Things were not perfect… despite the amazing daily tasks, there was some real negativity at my job and I did not have the tools to handle it in ways I might have been able to today. I had very little relationship with my mom, who was deeply struggling with alcoholism and in and out of rehab. (Both of those things are topics for another day). But despite that, I was deeply embedded into the world around me and feeling, experiencing, and learning a huge number of amazing things. 

Before his death, I had begun feeling an incredible satisfaction and closeness one may experience with a parent when, as a young adult, you find that you share some of the same hobbies and interests with them. And sometimes you even get to give back — to share, teach, or guide them in return. A few months before his death, I had the epitome of this experience captured in one perfect day. 

In pursuit of my master’s degree, I had gained many field skills—I was a certified boat operator for the National Park Service, skilled at navigating the tricky shallows of Biscayne Bay, and doing all sorts of interesting work both above and below the water. One day, he was able to join me as a park volunteer.

We set out, and I captained the boat across Biscayne Bay to conduct snorkel surveys and other park work along the mangrove keys.
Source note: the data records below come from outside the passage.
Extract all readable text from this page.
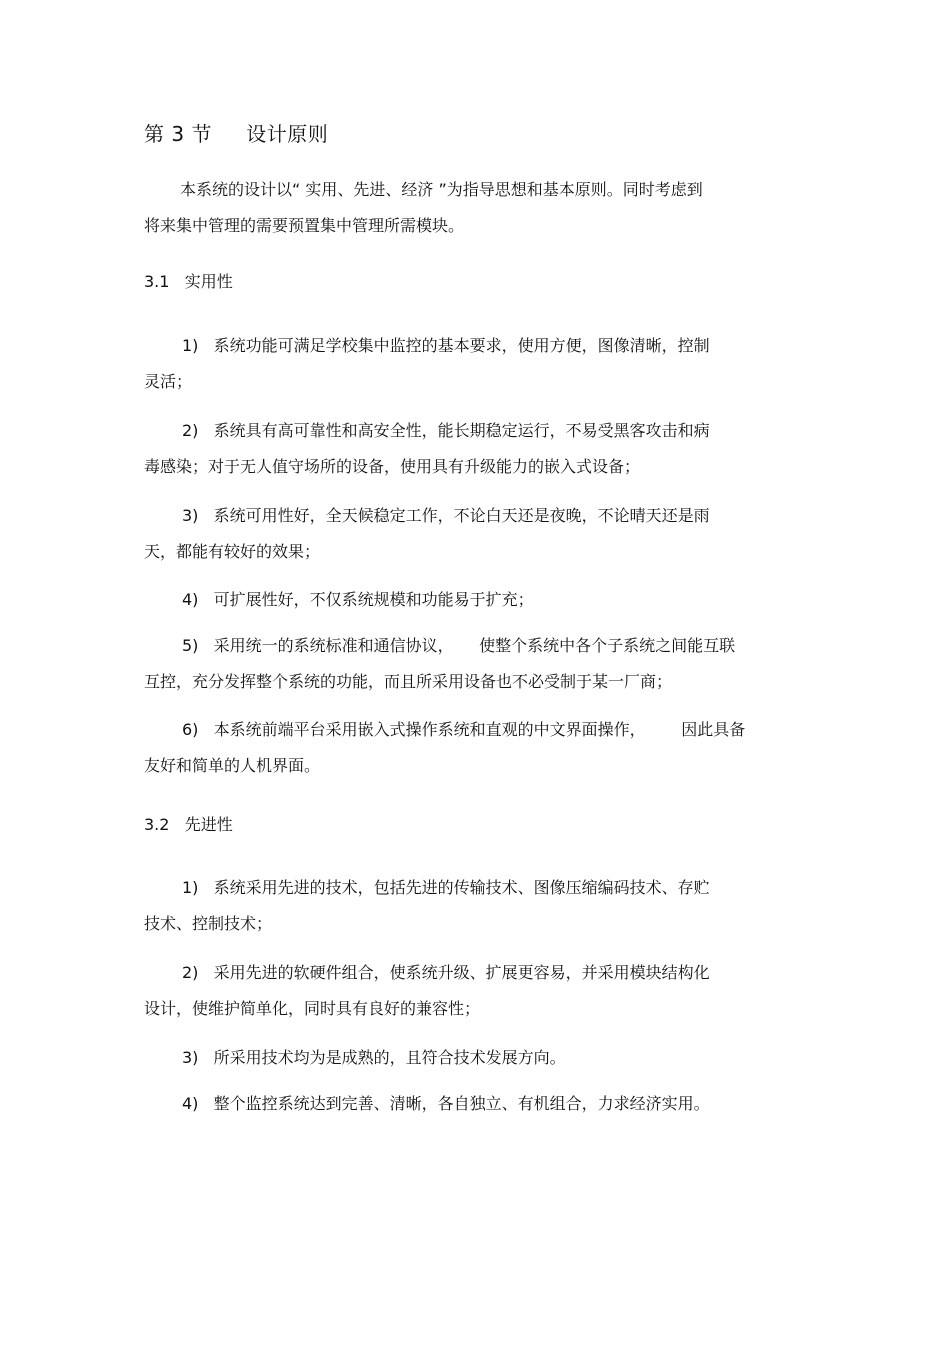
第 3 节     设计原则
本系统的设计以“ 实用、先进、经济 ”为指导思想和基本原则。同时考虑到
将来集中管理的需要预置集中管理所需模块。
3.1   实用性
1)   系统功能可满足学校集中监控的基本要求，使用方便，图像清晰，控制
灵活；
2)   系统具有高可靠性和高安全性，能长期稳定运行，不易受黑客攻击和病
毒感染；对于无人值守场所的设备，使用具有升级能力的嵌入式设备；
3)   系统可用性好，全天候稳定工作，不论白天还是夜晚，不论晴天还是雨
天，都能有较好的效果；
4)   可扩展性好，不仅系统规模和功能易于扩充；
5)   采用统一的系统标准和通信协议，     使整个系统中各个子系统之间能互联
互控，充分发挥整个系统的功能，而且所采用设备也不必受制于某一厂商；
6)   本系统前端平台采用嵌入式操作系统和直观的中文界面操作，       因此具备
友好和简单的人机界面。
3.2   先进性
1)   系统采用先进的技术，包括先进的传输技术、图像压缩编码技术、存贮
技术、控制技术；
2)   采用先进的软硬件组合，使系统升级、扩展更容易，并采用模块结构化
设计，使维护简单化，同时具有良好的兼容性；
3)   所采用技术均为是成熟的，且符合技术发展方向。
4)   整个监控系统达到完善、清晰，各自独立、有机组合，力求经济实用。
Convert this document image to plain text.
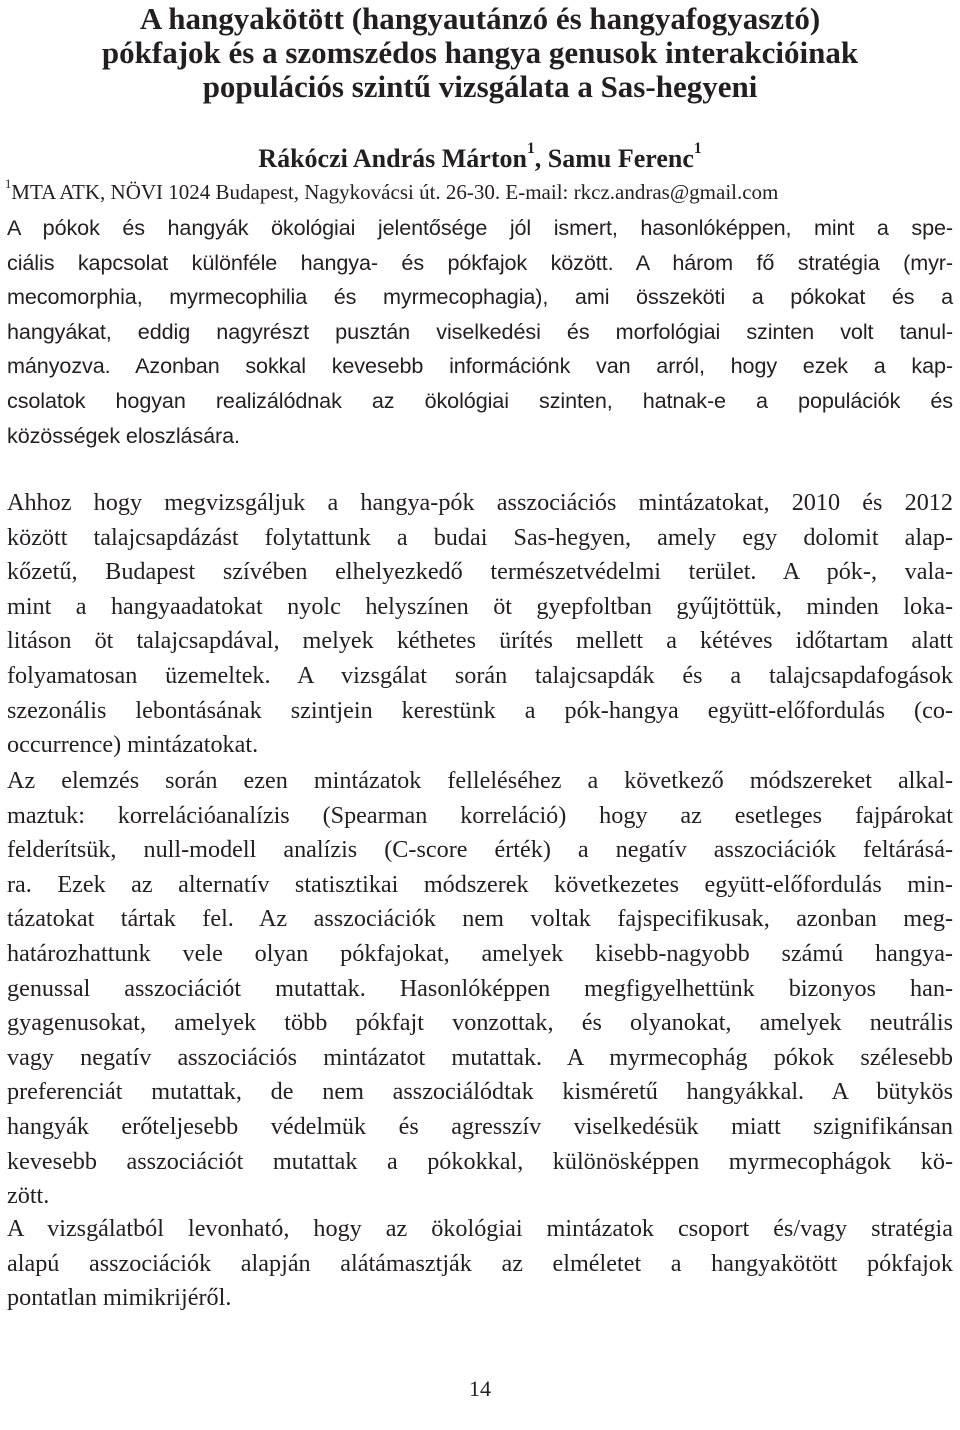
A hangyakötött (hangyautánzó és hangyafogyasztó)
pókfajok és a szomszédos hangya genusok interakcióinak
populációs szintű vizsgálata a Sas-hegyeni
Rákóczi András Márton$^1$, Samu Ferenc$^1$
$^1$MTA ATK, NÖVI 1024 Budapest, Nagykovácsi út. 26-30. E-mail: rkcz.andras@gmail.com
A pókok és hangyák ökológiai jelentősége jól ismert, hasonlóképpen, mint a spe-
ciális kapcsolat különféle hangya- és pókfajok között. A három fő stratégia (myr-
mecomorphia, myrmecophilia és myrmecophagia), ami összeköti a pókokat és a
hangyákat, eddig nagyrészt pusztán viselkedési és morfológiai szinten volt tanul-
mányozva. Azonban sokkal kevesebb információnk van arról, hogy ezek a kap-
csolatok hogyan realizálódnak az ökológiai szinten, hatnak-e a populációk és
közösségek eloszlására.
Ahhoz hogy megvizsgáljuk a hangya-pók asszociációs mintázatokat, 2010 és 2012
között talajcsapdázást folytattunk a budai Sas-hegyen, amely egy dolomit alap-
kőzetű, Budapest szívében elhelyezkedő természetvédelmi terület. A pók-, vala-
mint a hangyaadatokat nyolc helyszínen öt gyepfoltban gyűjtöttük, minden loka-
litáson öt talajcsapdával, melyek kéthetes ürítés mellett a kétéves időtartam alatt
folyamatosan üzemeltek. A vizsgálat során talajcsapdák és a talajcsapdafogások
szezonális lebontásának szintjein kerestünk a pók-hangya együtt-előfordulás (co-
occurrence) mintázatokat.
Az elemzés során ezen mintázatok felleléséhez a következő módszereket alkal-
maztuk: korrelációanalízis (Spearman korreláció) hogy az esetleges fajpárokat
felderítsük, null-modell analízis (C-score érték) a negatív asszociációk feltárásá-
ra. Ezek az alternatív statisztikai módszerek következetes együtt-előfordulás min-
tázatokat tártak fel. Az asszociációk nem voltak fajspecifikusak, azonban meg-
határozhattunk vele olyan pókfajokat, amelyek kisebb-nagyobb számú hangya-
genussal asszociációt mutattak. Hasonlóképpen megfigyelhettünk bizonyos han-
gyagenusokat, amelyek több pókfajt vonzottak, és olyanokat, amelyek neutrális
vagy negatív asszociációs mintázatot mutattak. A myrmecophág pókok szélesebb
preferenciát mutattak, de nem asszociálódtak kisméretű hangyákkal. A bütykös
hangyák erőteljesebb védelmük és agresszív viselkedésük miatt szignifikánsan
kevesebb asszociációt mutattak a pókokkal, különösképpen myrmecophágok kö-
zött.
A vizsgálatból levonható, hogy az ökológiai mintázatok csoport és/vagy stratégia
alapú asszociációk alapján alátámasztják az elméletet a hangyakötött pókfajok
pontatlan mimikrijéről.
14
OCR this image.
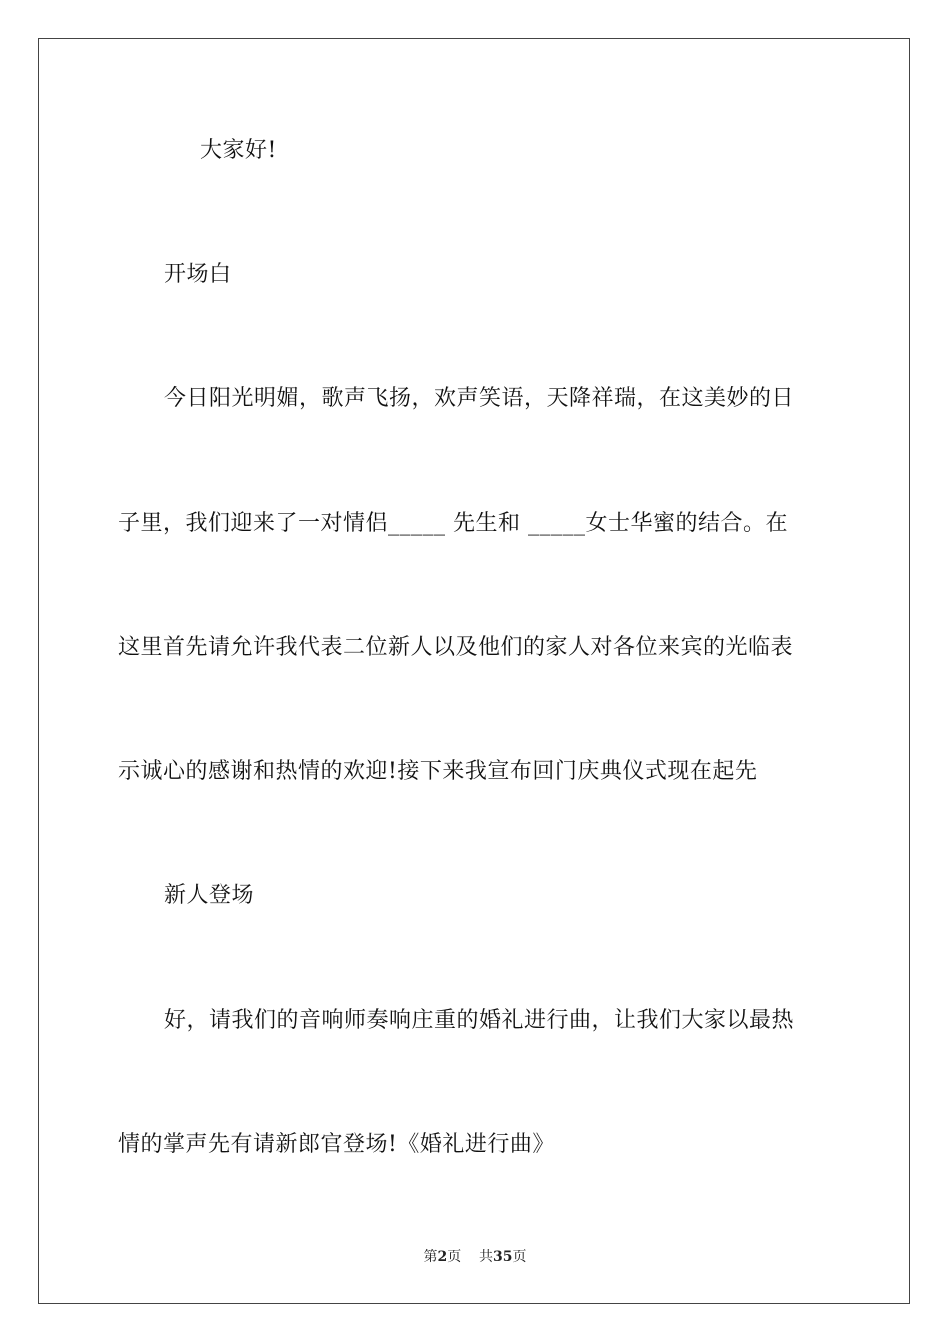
大家好!
开场白
今日阳光明媚，歌声飞扬，欢声笑语，天降祥瑞，在这美妙的日
子里，我们迎来了一对情侣_____ 先生和 _____女士华蜜的结合。在
这里首先请允许我代表二位新人以及他们的家人对各位来宾的光临表
示诚心的感谢和热情的欢迎!接下来我宣布回门庆典仪式现在起先
新人登场
好，请我们的音响师奏响庄重的婚礼进行曲，让我们大家以最热
情的掌声先有请新郎官登场!《婚礼进行曲》
第2页 共35页
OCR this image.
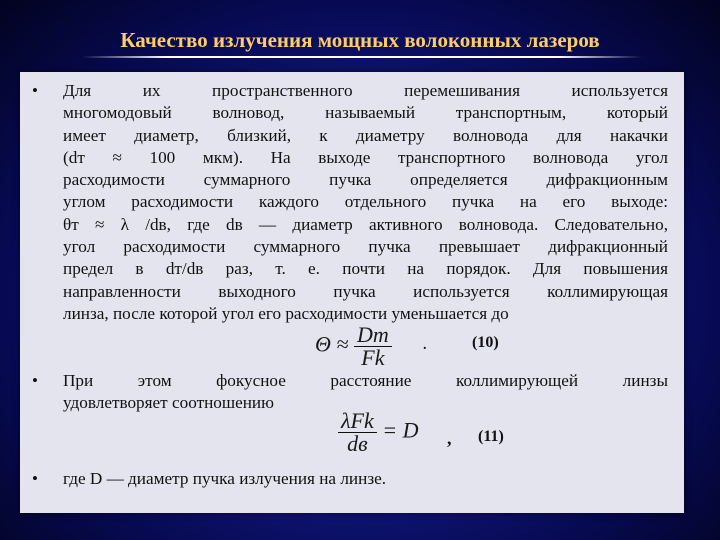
Качество излучения мощных волоконных лазеров
• Для их пространственного перемешивания используется

многомодовый волновод, называемый транспортным, который

имеет диаметр, близкий, к диаметру волновода для накачки

(dт ≈ 100 мкм). На выходе транспортного волновода угол

расходимости суммарного пучка определяется дифракционным

углом расходимости каждого отдельного пучка на его выходе:

θт ≈ λ /dв, где dв — диаметр активного волновода. Следовательно,

угол расходимости суммарного пучка превышает дифракционный

предел в dт/dв раз, т. е. почти на порядок. Для повышения

направленности выходного пучка используется коллимирующая

линза, после которой угол его расходимости уменьшается до

$\Theta \approx \frac{Dт}{Fk}$ .	(10)
• При этом фокусное расстояние коллимирующей линзы

удовлетворяет соотношению

$\frac{\text{λFk}}{dв} = D$ , (11)
• где D — диаметр пучка излучения на линзе.
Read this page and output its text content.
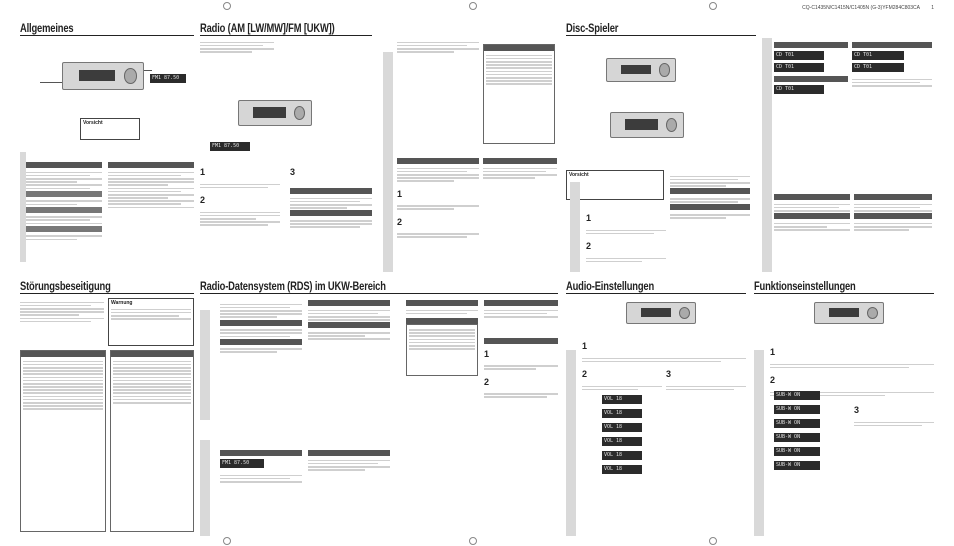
CQ-C1435N/C1415N/C1405N (G-3)YFM284C803CA 1
Allgemeines
FM1 87.50
Vorsicht
Radio (AM [LW/MW]/FM [UKW])
FM1 87.50
1
2
3
1
2
Disc-Spieler
Vorsicht
1
2
CD T01
CD T01
CD T01
CD T01
CD T01
Störungsbeseitigung
Warnung
Radio-Datensystem (RDS) im UKW-Bereich
FM1 87.50
1
2
Audio-Einstellungen
1
2	3
VOL 18
VOL 18
VOL 18
VOL 18
VOL 18
VOL 18
Funktionseinstellungen
1
2
3
SUB-W ON
SUB-W ON
SUB-W ON
SUB-W ON
SUB-W ON
SUB-W ON
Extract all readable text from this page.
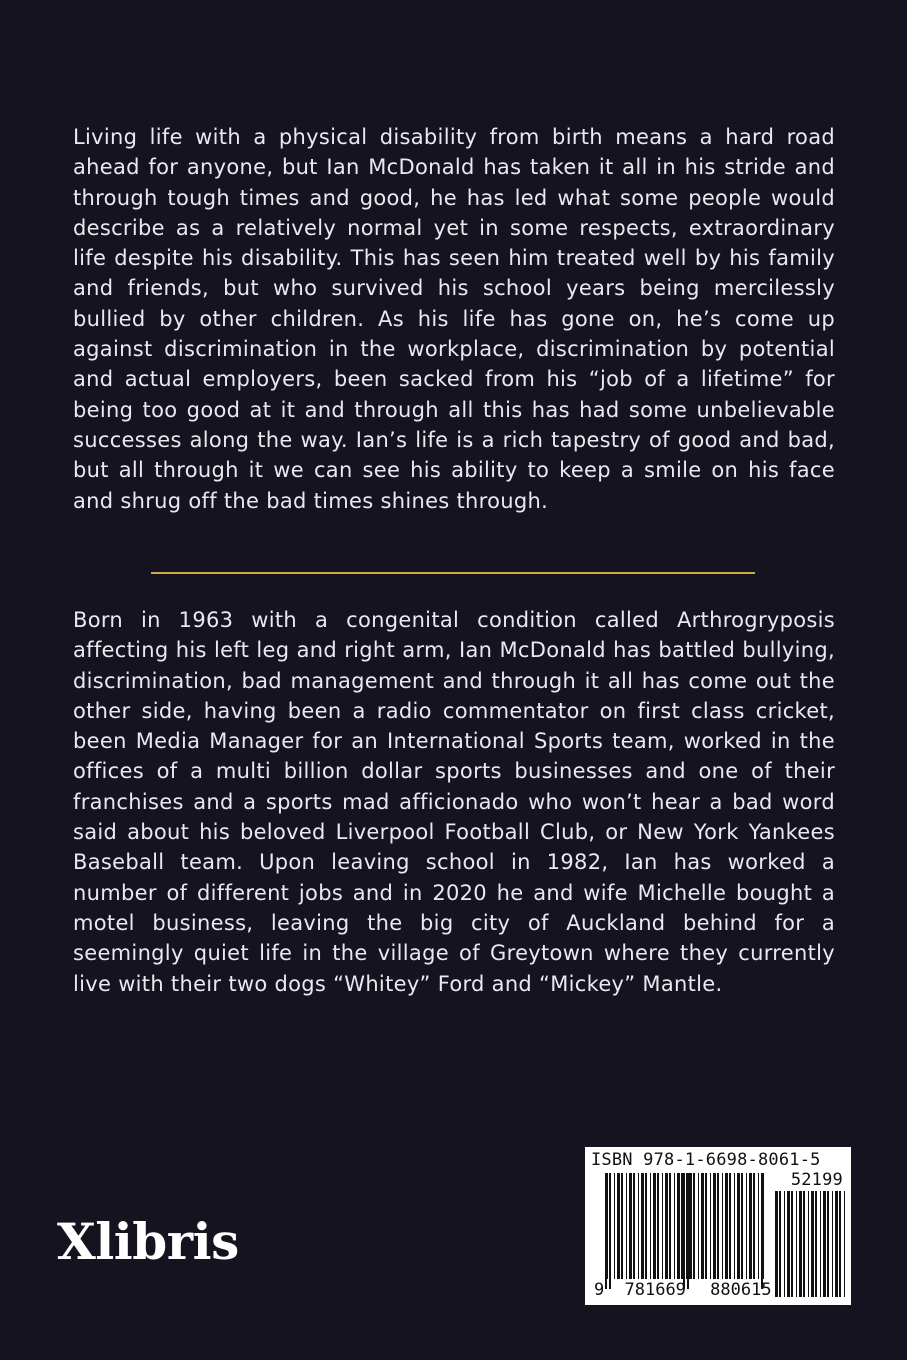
Living life with a physical disability from birth means a hard road ahead for anyone, but Ian McDonald has taken it all in his stride and through tough times and good, he has led what some people would describe as a relatively normal yet in some respects, extraordinary life despite his disability. This has seen him treated well by his family and friends, but who survived his school years being mercilessly bullied by other children. As his life has gone on, he’s come up against discrimination in the workplace, discrimination by potential and actual employers, been sacked from his “job of a lifetime” for being too good at it and through all this has had some unbelievable successes along the way. Ian’s life is a rich tapestry of good and bad, but all through it we can see his ability to keep a smile on his face and shrug off the bad times shines through.

Born in 1963 with a congenital condition called Arthrogryposis affecting his left leg and right arm, Ian McDonald has battled bullying, discrimination, bad management and through it all has come out the other side, having been a radio commentator on first class cricket, been Media Manager for an International Sports team, worked in the offices of a multi billion dollar sports businesses and one of their franchises and a sports mad afficionado who won’t hear a bad word said about his beloved Liverpool Football Club, or New York Yankees Baseball team. Upon leaving school in 1982, Ian has worked a number of different jobs and in 2020 he and wife Michelle bought a motel business, leaving the big city of Auckland behind for a seemingly quiet life in the village of Greytown where they currently live with their two dogs “Whitey” Ford and “Mickey” Mantle.

Xlibris
ISBN 978-1-6698-8061-5
52199
9 781669 880615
The weather was comfortable, the water was glassy, and I had the distinct sensation that time had stopped. For a moment, it felt like we were not just parent and child with histories and imperfections and dynamics, but just two people sitting in awe of our good fortune to be there, respect for each other, and acknowledgement of the rareness and meaning of the moment. I remember feeling and thinking, today is perfect

Ten years later, I still return to this day. It provides calm and strength, and reminds me that despite the pain of his loss, I carry with me a collection of beautiful moments and memories. And those types of fires are always worth tending.